Pembangunan pusat keagamaan juga dilakukan untuk menunjang
perkembangan Agama diantaranya pembangunan masjid jami di
Ibukota Kerajaan dan di berbagai wilayah kekuasaan Kerajaan Cirebon
dan juga pembangunan langgar – langgar atau mushala di Pelabuhan
Pelabuhan.

- Aspek Sosial Budaya


Dengan masuknya ajaran Islam, mengakibatkan budaya di Kerajaan
Cirebon ikut terpengaruh oleh ajaran Islam. Hal ini dapat dilihat dari
gambaran simbol – simbol kosmis dan simbol yang kosmis dan simbol
yang berasal dari ajaran Islam. Simbol kosmis ini diwujudkan kedalam
bentuk payung sutra berwarna kuning berkepala naga yang
melambangkan perlindungan dari raja kepada rakyatnya. Selain itu
terdapat 4 simbol yang melambangkan ajaran Islam yang ikut
mempengaruhi kesenian masyarakat Cirebon, yaitu 1). Syariat,
disimbolkan dengan wayang dengan makna bahwa wayang tersebut
adalah manusia sedangkan dalangnya adalah Allah SWT. 2). Tarekat
yang disimbolkan dengan barong. 3). Hakekat yang disimbolkan
dengan topeng. Dan 4).

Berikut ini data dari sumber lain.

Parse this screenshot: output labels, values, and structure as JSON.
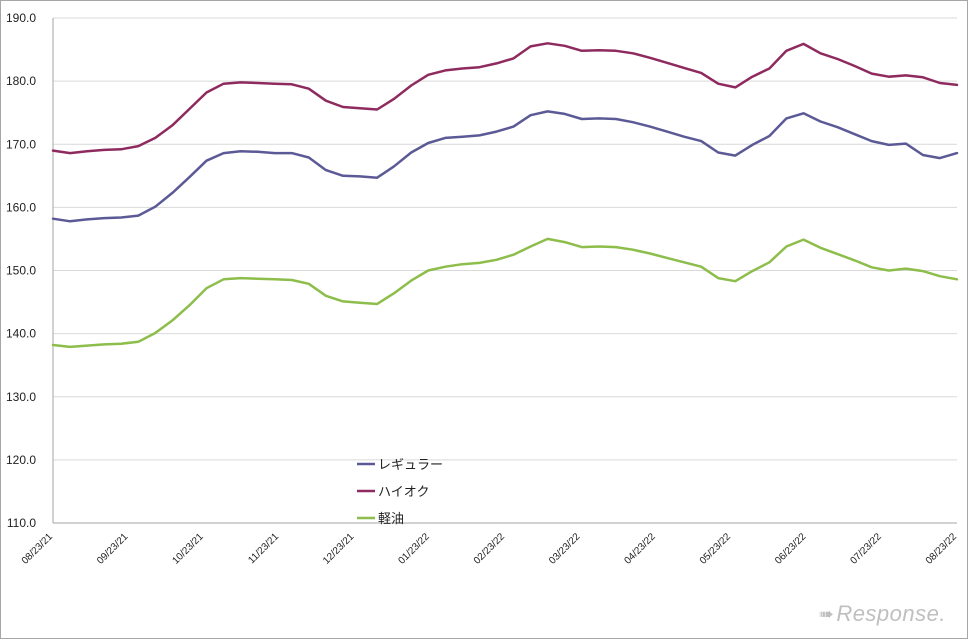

Ma’rifat yang disimbolkan dengan ronggeng.

C. Masa Keemasan
Masa Kejayaan atau Kememasan Cirebon sebagai Sebuah Kerajaan
berdaulat dimulai sejak diangkatnya Syarif Hidayatullah sebagai Sultan
Cirebon I sampai dengan berakhirnya pemerintahan Sultan Cirebon ke II yaitu
Pangeran Agung atau Panembahan Ratu yakni dari mulai tahun 1479-1649
Masehi.

Masa Syarif Hidayatullah, Cirebon banyak melakukan gebrakan-


gebrakan politik dengan menjalin persahabatan dengan kesultanan-kesultanan
di Nusantara terutamanya dengan Demak. Pada masa Syarif Hidayatullah
tercatat Cirebon melakukan pembangunan besar-besaran, seperti
Pembangunan Istana, Masjid Agung serta insfrastruktur lainnya, pada awal-
awal menjadi Sultan Cirebon, urusan administrasi Pemerintahan sepertinya
masih dipegang oleh uwaknya Pangeran Cakrabuana, sedangkan Syarif
Hidayatullah sendiri aktif dalam mendakwahkan Islam dipelosok-pelosok
Pasundan. Barulah setelah uwaknya wafat kemudian Syarif Hidayatullah
mengurusi keduanya. Dalam masa Syarif Hidayatullah juga Cirebon tercatat
dapat menaklukan Galuh (Pajajaran Timur) dengan dibantu oleh Demak.
Sementara itu Cirebon juga kemudian berhasil menaklukan Pajajaran Barat
(Pakwan) melalui Kesultanan Banten yang juga pendiriannya digagas oleh
Syarif Hidayatullah. Pada masa ini juga Cirebon berhasil mengislamkan
negeri-negeri bawahan Pajajaran, seperti Sindangkasih, Singaphura,
Surantaka, Indramayu, Talaga, dan masih banyak yang lainnya.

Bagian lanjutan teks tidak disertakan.